Blog Post

IIS Support Blog
1 MIN READ

HTTP OPTIONS and Default page vulnerabilities

Nedim's avatar
Nedim
Former Employee
Jul 05, 2020

Penetration tools may alert if IIS server is accepting requests with HTTP OPTIONS method. This is because the response to these requests may reveal what other methods are supported by the web server.

 

 

Warning: Disabling OPTIONS may have unintended consequences like CORS preflight requests to break. Please test the applications thoroughly after making the change below.

Follow the steps below to disable OPTIONS method.

  1. Open IIS Manager
  2. Click the server name
  3. Double click on Request Filtering
  4. Go to HTTP Verbs tab
  5. On the right side, click Deny Verb
  6. Type OPTIONS. Click OK

 

 

Penetration tools may also raise an alarm if the default IIS page is still available in your server. This page comes by default when you install Web Server role.

 

Warning: Disabling the default page of a web application may cause unwanted results. Please make sure to test the application thoroughly after following the steps below.

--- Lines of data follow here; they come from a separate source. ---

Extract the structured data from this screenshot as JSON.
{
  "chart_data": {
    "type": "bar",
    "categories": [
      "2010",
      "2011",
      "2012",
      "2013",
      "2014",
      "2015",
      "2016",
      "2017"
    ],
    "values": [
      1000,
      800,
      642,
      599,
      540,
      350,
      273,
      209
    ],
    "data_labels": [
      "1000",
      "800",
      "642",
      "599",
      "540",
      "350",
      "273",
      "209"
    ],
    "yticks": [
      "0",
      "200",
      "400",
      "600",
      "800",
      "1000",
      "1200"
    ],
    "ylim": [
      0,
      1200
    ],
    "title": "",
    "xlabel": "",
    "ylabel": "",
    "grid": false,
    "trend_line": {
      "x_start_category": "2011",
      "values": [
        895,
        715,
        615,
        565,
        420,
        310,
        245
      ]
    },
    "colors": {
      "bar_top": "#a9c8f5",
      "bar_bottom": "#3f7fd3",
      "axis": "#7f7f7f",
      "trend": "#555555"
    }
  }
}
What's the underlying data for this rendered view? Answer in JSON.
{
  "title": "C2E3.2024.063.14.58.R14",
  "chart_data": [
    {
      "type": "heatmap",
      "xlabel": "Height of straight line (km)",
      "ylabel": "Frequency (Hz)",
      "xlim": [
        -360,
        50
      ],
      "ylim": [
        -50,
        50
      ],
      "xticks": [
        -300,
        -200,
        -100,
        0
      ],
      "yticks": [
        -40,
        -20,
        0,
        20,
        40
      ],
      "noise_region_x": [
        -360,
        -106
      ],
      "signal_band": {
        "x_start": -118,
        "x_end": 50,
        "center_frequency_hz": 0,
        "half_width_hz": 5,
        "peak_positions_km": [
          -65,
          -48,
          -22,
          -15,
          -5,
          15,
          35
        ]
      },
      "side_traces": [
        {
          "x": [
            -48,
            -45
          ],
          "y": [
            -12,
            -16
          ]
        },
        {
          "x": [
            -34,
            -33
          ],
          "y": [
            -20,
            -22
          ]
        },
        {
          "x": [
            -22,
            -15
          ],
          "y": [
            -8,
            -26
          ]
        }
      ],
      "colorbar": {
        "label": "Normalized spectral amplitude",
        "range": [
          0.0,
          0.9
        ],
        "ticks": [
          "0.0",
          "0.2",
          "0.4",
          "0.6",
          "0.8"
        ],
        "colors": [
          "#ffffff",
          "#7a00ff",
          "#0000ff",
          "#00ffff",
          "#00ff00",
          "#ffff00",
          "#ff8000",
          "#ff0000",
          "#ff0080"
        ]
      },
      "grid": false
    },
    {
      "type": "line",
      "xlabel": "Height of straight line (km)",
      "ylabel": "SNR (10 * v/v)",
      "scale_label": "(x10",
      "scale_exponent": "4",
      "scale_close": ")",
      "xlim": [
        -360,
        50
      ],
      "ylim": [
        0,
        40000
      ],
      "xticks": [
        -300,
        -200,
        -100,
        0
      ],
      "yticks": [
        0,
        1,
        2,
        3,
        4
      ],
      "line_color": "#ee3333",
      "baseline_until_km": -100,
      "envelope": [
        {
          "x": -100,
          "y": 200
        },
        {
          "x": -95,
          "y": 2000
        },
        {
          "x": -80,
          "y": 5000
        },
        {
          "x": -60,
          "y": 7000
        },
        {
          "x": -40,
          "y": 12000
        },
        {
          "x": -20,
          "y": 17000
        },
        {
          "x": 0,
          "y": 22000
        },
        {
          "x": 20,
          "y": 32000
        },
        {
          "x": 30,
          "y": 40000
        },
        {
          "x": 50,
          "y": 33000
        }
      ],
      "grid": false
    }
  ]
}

Follow the steps below to disable it so this vulnerability don’t come up in the reports anymore.

  1. Open IIS Manager
  2. Click the server name
  3. Double click on Default Document
  4. On the right side, click “Disable”

 

Updated Jul 08, 2020
Version 3.0

6 Comments

  • alissa914's avatar
    alissa914
    Copper Contributor

    The default IIS page shouldn't be solved that way.  It will cause more problems.  Just delete the iisstart.* pages at c:\inetpub\wwwroot and it solves the problem.

  • SaikiranKoyyada's avatar
    SaikiranKoyyada
    Copper Contributor

    Server is reporting HTTP OPTIONS / Default Page Vulnerability, but IIS Manager is not installed in it. How to remediate the Vulnerability in this case?
    Any insights would be grateful. Thanks in Advance.